Estimation of potential regulatory regions by using ATAC-seq data
Open chromatin regions were first identified by using previously published ATAC-Seq data [28] and were linked with the closest gene ID via the closest proximal transcription start site (TSS; done by using the ‘closest-features’ command implemented in BEDOPS, ver. 2.4.37) [59]. Potential regulatory regions were then defined as those that overlapped with the distal (±5000 bp from the TSS) and proximal (–100 to +50 bp from the TSS) regions. For the ATAC-seq signals located at the boundaries of these distal and proximal regions, only those that overlapped with more than half of the region were used. TSS information for each gene was obtained by using the R package ‘biomaRt’ (ver. 2.38) [52, 53] with the Ensembl 95 medaka genome.

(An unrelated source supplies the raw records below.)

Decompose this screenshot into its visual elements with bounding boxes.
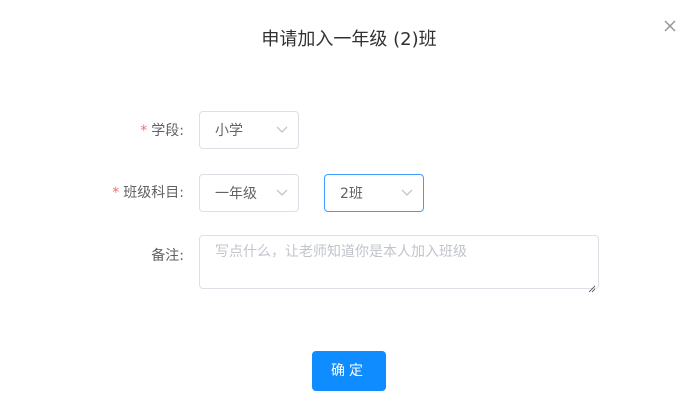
remark-textarea[interactable]: 写点什么，让老师知道你是本人加入班级: [199, 235, 599, 293]
resize-handle-icon[interactable]: [588, 278, 596, 293]
stage-label-text: 学段:: [151, 123, 184, 139]
stage-select-value: 小学: [215, 123, 243, 139]
required-mark: *: [112, 185, 120, 201]
grade-select-value: 一年级: [215, 186, 257, 202]
class-subject-label: * 班级科目:: [90, 183, 184, 203]
class-select[interactable]: 2班: [324, 174, 424, 212]
join-class-dialog: 申请加入一年级 (2)班 * 学段: 小学 * 班级科目: 一年级 2班 备注: 写…: [0, 0, 698, 410]
chevron-down-icon: [276, 188, 288, 198]
close-icon[interactable]: [662, 18, 678, 34]
remark-placeholder: 写点什么，让老师知道你是本人加入班级: [215, 244, 467, 260]
class-subject-label-text: 班级科目:: [123, 185, 184, 201]
stage-label: * 学段:: [100, 121, 184, 141]
confirm-button[interactable]: 确定: [312, 351, 386, 391]
chevron-down-icon: [276, 125, 288, 135]
dialog-title: 申请加入一年级 (2)班: [261, 29, 437, 50]
grade-select[interactable]: 一年级: [199, 174, 299, 212]
chevron-down-icon: [401, 188, 413, 198]
required-mark: *: [140, 123, 148, 139]
remark-label: 备注:: [151, 248, 184, 264]
class-select-value: 2班: [340, 186, 363, 202]
stage-select[interactable]: 小学: [199, 111, 299, 149]
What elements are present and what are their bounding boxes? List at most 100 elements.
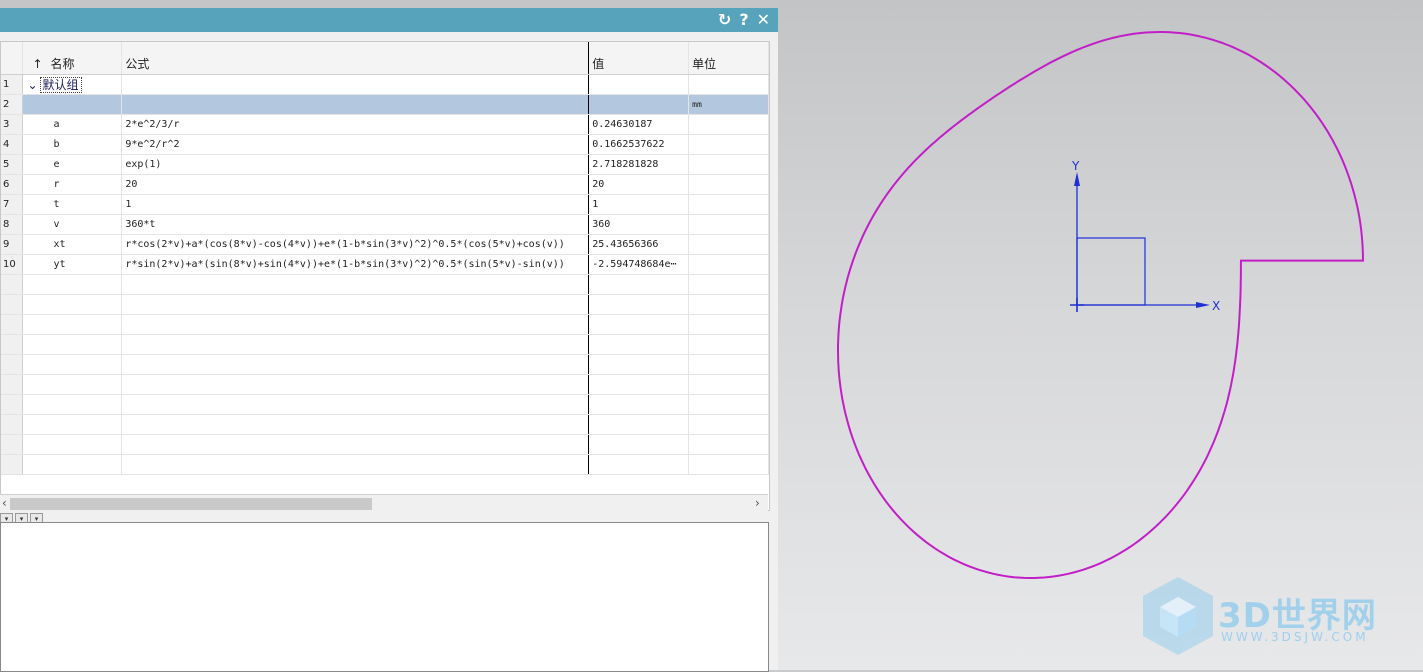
empty-cell bbox=[22, 274, 123, 295]
unit-cell[interactable] bbox=[688, 214, 769, 235]
unit-cell[interactable] bbox=[688, 254, 769, 275]
empty-cell bbox=[121, 454, 590, 475]
empty-cell bbox=[588, 394, 690, 415]
value-cell: 0.1662537622 bbox=[588, 134, 690, 155]
value-cell bbox=[588, 74, 690, 95]
row-number: 2 bbox=[1, 94, 24, 115]
formula-cell[interactable]: 1 bbox=[121, 194, 590, 215]
horizontal-scrollbar[interactable]: ‹ › bbox=[0, 494, 768, 511]
empty-cell bbox=[22, 314, 123, 335]
expand-chevron-icon[interactable]: ⌄ bbox=[27, 78, 37, 92]
name-cell[interactable]: a bbox=[22, 114, 123, 135]
row-number bbox=[1, 414, 24, 435]
close-icon[interactable]: ✕ bbox=[757, 10, 770, 30]
sort-ascending-icon[interactable]: ↑ bbox=[32, 57, 42, 71]
unit-cell[interactable]: mm bbox=[688, 94, 769, 115]
scroll-left-icon[interactable]: ‹ bbox=[2, 495, 7, 511]
y-axis-label: Y bbox=[1071, 159, 1080, 173]
row-number bbox=[1, 314, 24, 335]
formula-cell[interactable]: 2*e^2/3/r bbox=[121, 114, 590, 135]
name-cell[interactable]: xt bbox=[22, 234, 123, 255]
unit-cell bbox=[688, 74, 769, 95]
formula-cell[interactable]: 360*t bbox=[121, 214, 590, 235]
table-row[interactable]: 2 mm bbox=[1, 94, 769, 115]
empty-cell bbox=[22, 294, 123, 315]
empty-row bbox=[1, 414, 769, 435]
group-label[interactable]: 默认组 bbox=[39, 77, 82, 93]
row-number: 7 bbox=[1, 194, 24, 215]
empty-row bbox=[1, 394, 769, 415]
scrollbar-thumb[interactable] bbox=[10, 498, 372, 510]
empty-cell bbox=[121, 394, 590, 415]
table-row[interactable]: 6 r 20 20 bbox=[1, 174, 769, 195]
group-row[interactable]: 1 ⌄ 默认组 bbox=[1, 74, 769, 95]
empty-cell bbox=[121, 374, 590, 395]
unit-cell[interactable] bbox=[688, 194, 769, 215]
empty-cell bbox=[688, 434, 769, 455]
formula-cell[interactable]: 9*e^2/r^2 bbox=[121, 134, 590, 155]
empty-cell bbox=[688, 374, 769, 395]
empty-cell bbox=[121, 314, 590, 335]
empty-cell bbox=[22, 394, 123, 415]
table-row[interactable]: 10 yt r*sin(2*v)+a*(sin(8*v)+sin(4*v))+e*(… bbox=[1, 254, 769, 275]
empty-cell bbox=[588, 374, 690, 395]
unit-cell[interactable] bbox=[688, 234, 769, 255]
column-header-formula[interactable]: 公式 bbox=[121, 42, 590, 75]
help-icon[interactable]: ? bbox=[739, 10, 748, 30]
name-cell[interactable]: b bbox=[22, 134, 123, 155]
table-row[interactable]: 7t11 bbox=[1, 194, 769, 215]
expression-text-pane[interactable] bbox=[0, 522, 769, 672]
formula-cell[interactable]: r*cos(2*v)+a*(cos(8*v)-cos(4*v))+e*(1-b*… bbox=[121, 234, 590, 255]
name-cell[interactable]: yt bbox=[22, 254, 123, 275]
column-header-name[interactable]: ↑ 名称 bbox=[22, 42, 123, 75]
empty-row bbox=[1, 374, 769, 395]
row-number: 9 bbox=[1, 234, 24, 255]
value-cell: -2.594748684e⋯ bbox=[588, 254, 690, 275]
formula-cell[interactable]: r*sin(2*v)+a*(sin(8*v)+sin(4*v))+e*(1-b*… bbox=[121, 254, 590, 275]
table-row[interactable]: 3 a 2*e^2/3/r 0.24630187 bbox=[1, 114, 769, 135]
watermark-cube-icon bbox=[1143, 577, 1213, 655]
row-number: 1 bbox=[1, 74, 24, 95]
formula-cell[interactable] bbox=[121, 74, 590, 95]
y-axis-arrowhead bbox=[1074, 172, 1080, 186]
unit-cell[interactable] bbox=[688, 134, 769, 155]
table-row[interactable]: 9 xt r*cos(2*v)+a*(cos(8*v)-cos(4*v))+e*(1… bbox=[1, 234, 769, 255]
table-row[interactable]: 5 e exp(1) 2.718281828 bbox=[1, 154, 769, 175]
empty-cell bbox=[688, 294, 769, 315]
empty-row bbox=[1, 294, 769, 315]
name-cell[interactable]: v bbox=[22, 214, 123, 235]
unit-cell[interactable] bbox=[688, 174, 769, 195]
empty-cell bbox=[22, 454, 123, 475]
plane-square bbox=[1076, 237, 1146, 306]
name-cell[interactable] bbox=[22, 94, 123, 115]
graphics-viewport[interactable]: X Y bbox=[778, 0, 1423, 670]
row-number bbox=[1, 434, 24, 455]
unit-cell[interactable] bbox=[688, 154, 769, 175]
row-number bbox=[1, 334, 24, 355]
column-header-value-label: 值 bbox=[592, 57, 605, 71]
column-header-name-label: 名称 bbox=[50, 57, 75, 71]
column-header-unit[interactable]: 单位 bbox=[688, 42, 769, 75]
formula-cell[interactable]: exp(1) bbox=[121, 154, 590, 175]
row-number bbox=[1, 394, 24, 415]
empty-cell bbox=[588, 454, 690, 475]
empty-cell bbox=[121, 354, 590, 375]
scroll-right-icon[interactable]: › bbox=[755, 495, 760, 511]
table-row[interactable]: 8 v 360*t 360 bbox=[1, 214, 769, 235]
empty-cell bbox=[688, 454, 769, 475]
empty-cell bbox=[121, 274, 590, 295]
group-name-cell[interactable]: ⌄ 默认组 bbox=[22, 74, 123, 95]
watermark-url: WWW.3DSJW.COM bbox=[1221, 630, 1369, 644]
empty-cell bbox=[22, 374, 123, 395]
table-row[interactable]: 4 b 9*e^2/r^2 0.1662537622 bbox=[1, 134, 769, 155]
refresh-icon[interactable]: ↻ bbox=[718, 10, 731, 30]
column-header-value[interactable]: 值 bbox=[588, 42, 690, 75]
row-number bbox=[1, 354, 24, 375]
formula-cell[interactable]: 20 bbox=[121, 174, 590, 195]
name-cell[interactable]: t bbox=[22, 194, 123, 215]
empty-cell bbox=[121, 414, 590, 435]
name-cell[interactable]: e bbox=[22, 154, 123, 175]
unit-cell[interactable] bbox=[688, 114, 769, 135]
name-cell[interactable]: r bbox=[22, 174, 123, 195]
formula-cell[interactable] bbox=[121, 94, 590, 115]
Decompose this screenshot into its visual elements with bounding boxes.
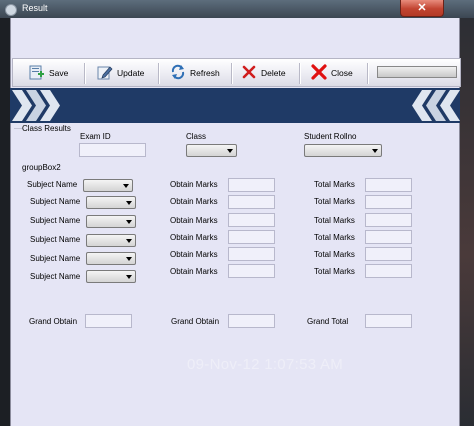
total-marks-field[interactable]: [365, 195, 412, 209]
subject-name-label: Subject Name: [30, 216, 81, 225]
toolbar-separator: [367, 63, 369, 84]
obtain-marks-label: Obtain Marks: [170, 180, 218, 189]
app-icon: [5, 4, 17, 16]
toolbar: Save Update Refresh Delete Close: [12, 58, 461, 87]
exam-id-field[interactable]: [79, 143, 146, 157]
obtain-marks-field[interactable]: [228, 213, 275, 227]
obtain-marks-label: Obtain Marks: [170, 233, 218, 242]
obtain-marks-field[interactable]: [228, 195, 275, 209]
refresh-label: Refresh: [190, 68, 220, 78]
class-results-title: Class Results: [22, 124, 71, 133]
total-marks-label: Total Marks: [314, 250, 355, 259]
progress-bar: [377, 66, 457, 78]
toolbar-separator: [231, 63, 233, 84]
subject-name-dropdown[interactable]: [86, 252, 136, 265]
chevron-down-icon: [123, 184, 129, 188]
desktop-background-right: [460, 0, 474, 426]
chevron-down-icon: [126, 220, 132, 224]
obtain-marks-field[interactable]: [228, 264, 275, 278]
total-marks-field[interactable]: [365, 230, 412, 244]
title-bar[interactable]: Result ✕: [0, 0, 474, 18]
total-marks-field[interactable]: [365, 264, 412, 278]
class-dropdown[interactable]: [186, 144, 237, 157]
delete-label: Delete: [261, 68, 286, 78]
exam-id-label: Exam ID: [80, 132, 111, 141]
groupbox-border: [14, 128, 22, 129]
window-close-button[interactable]: ✕: [400, 0, 444, 17]
delete-x-icon: [242, 65, 256, 79]
subject-name-dropdown[interactable]: [83, 179, 133, 192]
datetime-label: 09-Nov-12 1:07:53 AM: [187, 356, 344, 373]
delete-button[interactable]: Delete: [241, 63, 289, 83]
refresh-button[interactable]: Refresh: [170, 63, 222, 83]
refresh-icon: [171, 64, 185, 80]
save-label: Save: [49, 68, 69, 78]
chevron-right-icon: [12, 90, 60, 121]
obtain-marks-label: Obtain Marks: [170, 197, 218, 206]
toolbar-separator: [158, 63, 160, 84]
student-rollno-label: Student Rollno: [304, 132, 357, 141]
chevron-down-icon: [126, 201, 132, 205]
chevron-down-icon: [227, 149, 233, 153]
subject-name-dropdown[interactable]: [86, 215, 136, 228]
subject-name-label: Subject Name: [30, 235, 81, 244]
total-marks-field[interactable]: [365, 247, 412, 261]
student-rollno-dropdown[interactable]: [304, 144, 382, 157]
total-marks-field[interactable]: [365, 178, 412, 192]
obtain-marks-label: Obtain Marks: [170, 216, 218, 225]
chevron-left-icon: [412, 90, 460, 121]
grand-obtain-field[interactable]: [85, 314, 132, 328]
edit-icon: [97, 66, 113, 80]
update-button[interactable]: Update: [97, 63, 149, 83]
total-marks-label: Total Marks: [314, 197, 355, 206]
update-label: Update: [117, 68, 145, 78]
class-label: Class: [186, 132, 207, 141]
total-marks-field[interactable]: [365, 213, 412, 227]
chevron-down-icon: [126, 239, 132, 243]
total-marks-label: Total Marks: [314, 180, 355, 189]
subject-name-label: Subject Name: [30, 272, 81, 281]
subject-name-dropdown[interactable]: [86, 270, 136, 283]
subject-name-dropdown[interactable]: [86, 234, 136, 247]
grand-total-label: Grand Total: [307, 317, 349, 326]
subject-name-label: Subject Name: [27, 180, 78, 189]
groupbox2-title: groupBox2: [22, 163, 61, 172]
chevron-down-icon: [372, 149, 378, 153]
grand-total-field[interactable]: [365, 314, 412, 328]
total-marks-label: Total Marks: [314, 233, 355, 242]
toolbar-separator: [299, 63, 301, 84]
subject-name-dropdown[interactable]: [86, 196, 136, 209]
save-plus-icon: [29, 65, 44, 80]
grand-obtain-field-2[interactable]: [228, 314, 275, 328]
chevron-down-icon: [126, 257, 132, 261]
subject-name-label: Subject Name: [30, 197, 81, 206]
close-x-icon: [311, 64, 327, 80]
desktop-background-left: [0, 0, 10, 426]
obtain-marks-label: Obtain Marks: [170, 267, 218, 276]
header-banner: [10, 88, 460, 123]
total-marks-label: Total Marks: [314, 216, 355, 225]
obtain-marks-label: Obtain Marks: [170, 250, 218, 259]
obtain-marks-field[interactable]: [228, 230, 275, 244]
grand-obtain-label: Grand Obtain: [171, 317, 220, 326]
obtain-marks-field[interactable]: [228, 178, 275, 192]
subject-name-label: Subject Name: [30, 254, 81, 263]
chevron-down-icon: [126, 275, 132, 279]
grand-obtain-label: Grand Obtain: [29, 317, 78, 326]
toolbar-separator: [84, 63, 86, 84]
close-label: Close: [331, 68, 353, 78]
total-marks-label: Total Marks: [314, 267, 355, 276]
window-title: Result: [22, 3, 48, 13]
close-button[interactable]: Close: [311, 63, 357, 83]
obtain-marks-field[interactable]: [228, 247, 275, 261]
save-button[interactable]: Save: [29, 63, 73, 83]
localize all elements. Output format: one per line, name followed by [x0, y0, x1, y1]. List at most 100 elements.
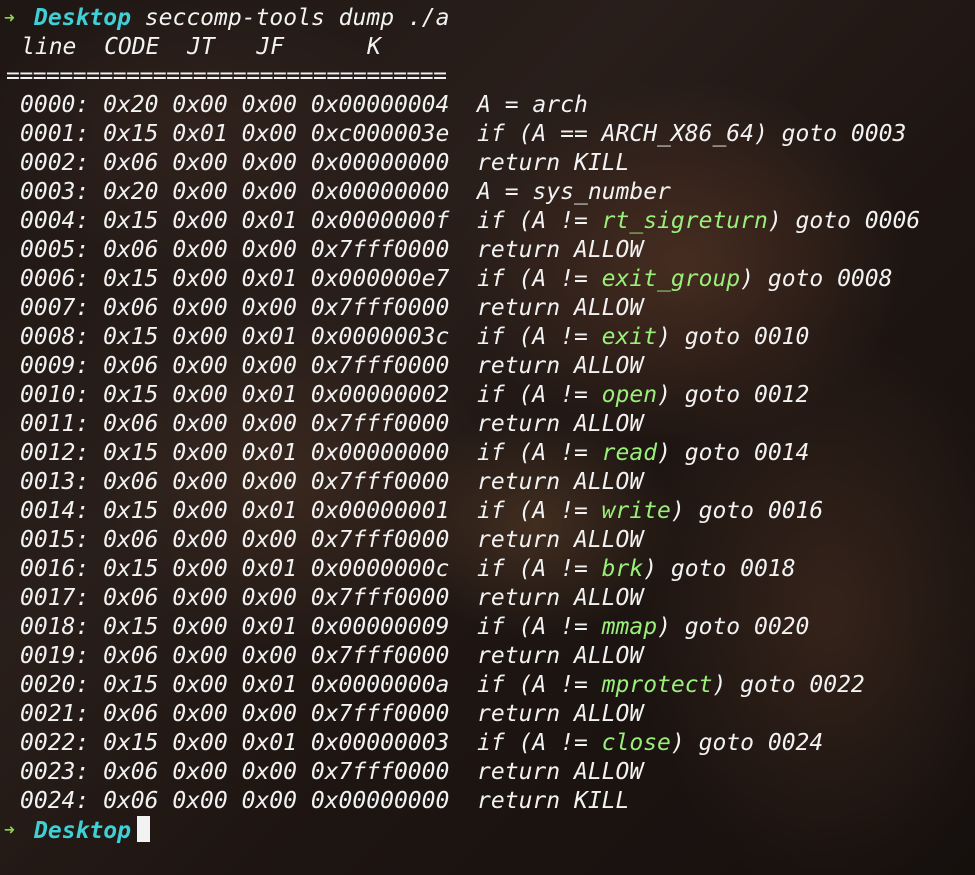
k-value: 0x00000009 [310, 614, 450, 640]
jf-value: 0x01 [241, 498, 297, 524]
code-value: 0x15 [103, 672, 159, 698]
jt-value: 0x00 [172, 585, 228, 611]
instruction-text: return ALLOW [477, 237, 644, 263]
line-number: 0012: [20, 440, 90, 466]
k-value: 0x00000000 [310, 440, 450, 466]
syscall-name: read [601, 440, 658, 466]
instruction-text: if (A != [477, 614, 602, 640]
instruction-row: 0000: 0x20 0x00 0x00 0x00000004 A = arch [0, 91, 975, 120]
syscall-name: mmap [601, 614, 658, 640]
instruction-text: return ALLOW [477, 759, 644, 785]
line-number: 0020: [20, 672, 90, 698]
line-number: 0002: [20, 150, 90, 176]
jt-value: 0x00 [172, 556, 228, 582]
jt-value: 0x00 [172, 295, 228, 321]
code-value: 0x15 [103, 614, 159, 640]
instruction-text: return ALLOW [477, 411, 644, 437]
instruction-text: if (A != [477, 440, 602, 466]
code-value: 0x15 [103, 730, 159, 756]
jt-value: 0x00 [172, 672, 228, 698]
k-value: 0x00000003 [310, 730, 450, 756]
jf-value: 0x00 [241, 469, 297, 495]
prompt-arrow-icon: ➜ [4, 820, 15, 841]
code-value: 0x15 [103, 208, 159, 234]
code-value: 0x15 [103, 382, 159, 408]
k-value: 0x0000003c [310, 324, 450, 350]
k-value: 0x000000e7 [310, 266, 450, 292]
instruction-row: 0021: 0x06 0x00 0x00 0x7fff0000 return A… [0, 700, 975, 729]
instruction-goto: ) goto 0020 [657, 614, 810, 640]
instruction-text: if (A != [477, 208, 602, 234]
instruction-row: 0010: 0x15 0x00 0x01 0x00000002 if (A !=… [0, 381, 975, 410]
k-value: 0x7fff0000 [310, 411, 450, 437]
jt-value: 0x00 [172, 440, 228, 466]
line-number: 0009: [20, 353, 90, 379]
jf-value: 0x01 [241, 266, 297, 292]
instruction-text: A = sys_number [477, 179, 671, 205]
instruction-text: if (A != [477, 730, 602, 756]
jt-value: 0x00 [172, 92, 228, 118]
code-value: 0x06 [103, 295, 159, 321]
line-number: 0001: [20, 121, 90, 147]
instruction-row: 0020: 0x15 0x00 0x01 0x0000000a if (A !=… [0, 671, 975, 700]
code-value: 0x15 [103, 498, 159, 524]
instruction-goto: ) goto 0016 [670, 498, 824, 524]
code-value: 0x15 [103, 121, 159, 147]
jt-value: 0x00 [172, 266, 228, 292]
jf-value: 0x00 [241, 353, 297, 379]
jf-value: 0x00 [241, 527, 297, 553]
jt-value: 0x00 [172, 324, 228, 350]
syscall-name: exit [601, 324, 658, 350]
line-number: 0003: [20, 179, 90, 205]
line-number: 0024: [20, 788, 90, 814]
jf-value: 0x01 [241, 208, 297, 234]
separator-line: ================================= [6, 63, 447, 89]
instruction-row: 0019: 0x06 0x00 0x00 0x7fff0000 return A… [0, 642, 975, 671]
instruction-text: if (A == ARCH_X86_64) goto 0003 [477, 121, 907, 147]
line-number: 0015: [20, 527, 90, 553]
instruction-text: if (A != [477, 498, 602, 524]
instruction-row: 0009: 0x06 0x00 0x00 0x7fff0000 return A… [0, 352, 975, 381]
text-cursor[interactable] [136, 816, 150, 842]
instruction-goto: ) goto 0008 [740, 266, 893, 292]
jf-value: 0x01 [241, 672, 297, 698]
input-prompt-line[interactable]: ➜ Desktop [0, 816, 975, 845]
line-number: 0022: [20, 730, 90, 756]
k-value: 0x00000000 [310, 788, 450, 814]
k-value: 0x7fff0000 [310, 469, 450, 495]
instruction-row: 0013: 0x06 0x00 0x00 0x7fff0000 return A… [0, 468, 975, 497]
instruction-row: 0002: 0x06 0x00 0x00 0x00000000 return K… [0, 149, 975, 178]
k-value: 0x7fff0000 [310, 643, 450, 669]
prompt-arrow-icon: ➜ [4, 8, 15, 29]
instruction-row: 0023: 0x06 0x00 0x00 0x7fff0000 return A… [0, 758, 975, 787]
jf-value: 0x00 [241, 585, 297, 611]
code-value: 0x06 [103, 411, 159, 437]
k-value: 0x0000000a [310, 672, 450, 698]
line-number: 0004: [20, 208, 90, 234]
instruction-text: if (A != [477, 266, 602, 292]
instruction-row: 0012: 0x15 0x00 0x01 0x00000000 if (A !=… [0, 439, 975, 468]
prompt-directory: Desktop [34, 818, 131, 844]
syscall-name: write [601, 498, 671, 524]
code-value: 0x15 [103, 440, 159, 466]
syscall-name: brk [601, 556, 644, 582]
jf-value: 0x00 [241, 295, 297, 321]
k-value: 0x00000002 [310, 382, 450, 408]
code-value: 0x06 [103, 469, 159, 495]
instruction-text: return KILL [477, 788, 630, 814]
instruction-goto: ) goto 0012 [657, 382, 810, 408]
line-number: 0018: [20, 614, 90, 640]
code-value: 0x06 [103, 759, 159, 785]
instruction-row: 0004: 0x15 0x00 0x01 0x0000000f if (A !=… [0, 207, 975, 236]
instruction-row: 0005: 0x06 0x00 0x00 0x7fff0000 return A… [0, 236, 975, 265]
k-value: 0x7fff0000 [310, 527, 450, 553]
k-value: 0x7fff0000 [310, 701, 450, 727]
instruction-row: 0024: 0x06 0x00 0x00 0x00000000 return K… [0, 787, 975, 816]
jf-value: 0x00 [241, 701, 297, 727]
line-number: 0023: [20, 759, 90, 785]
terminal-window[interactable]: ➜ Desktop seccomp-tools dump ./a line COD… [0, 0, 975, 875]
instruction-text: if (A != [477, 556, 602, 582]
code-value: 0x20 [103, 92, 159, 118]
jf-value: 0x00 [241, 179, 297, 205]
command-text: seccomp-tools dump ./a [144, 5, 450, 31]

Single-nucleotide substitutions in open chromatin regions
The individual genomes of the following populations were mapped to the medaka reference genome (ver. ASM223467v1): Hd-rR (two males and two females), Kasasa (one male), Oura (one male), Kaishi (one male), and Tango (one male). Homozygous single-nucleotide substitutions from the reference genome were detected for sites with sufficient read quality and read depth (Phred-scaled quality score > 30, depth > ×5). Single-nucleotide substitutions within the open chromatin regions ±5000 bp around the TSS were assigned to each gene and counted across all eight samples.
TATA-box elements
TATA-box elements in TSS proximal regions (−100 to +50 bp) were scanned by using the FIMO web browser [60] (ver. 5.3.3; P value cut-off 10−4; reference medaka genome, version ASM223467v1). The following four motif sequences were used to detect the TATA-box: TATAAAAA, TATAAATA, TATATAAA, and TATATATA. For ‘TATA’ repeated sequences, any two base shifts were counted separately. Those on different DNA strands were also counted separately.
Statistics
Biological replicates consisted of embryos from different parents and born on different days to appropriately represent the population of interest. For statistical tests, α level = 0.05 was employed to indicate statistical significance throughout the analyses unless otherwise specified. To avoid an inflated type I error rate in multiple comparisons following the Kruskal–Wallis test, we performed a Steel–Dwass test implemented in the R package NSM3 (ver. 1.12) [61]. For GO slim term enrichment analysis, the Benjamini–Hochberg procedure was utilized with Fisher’s exact tests.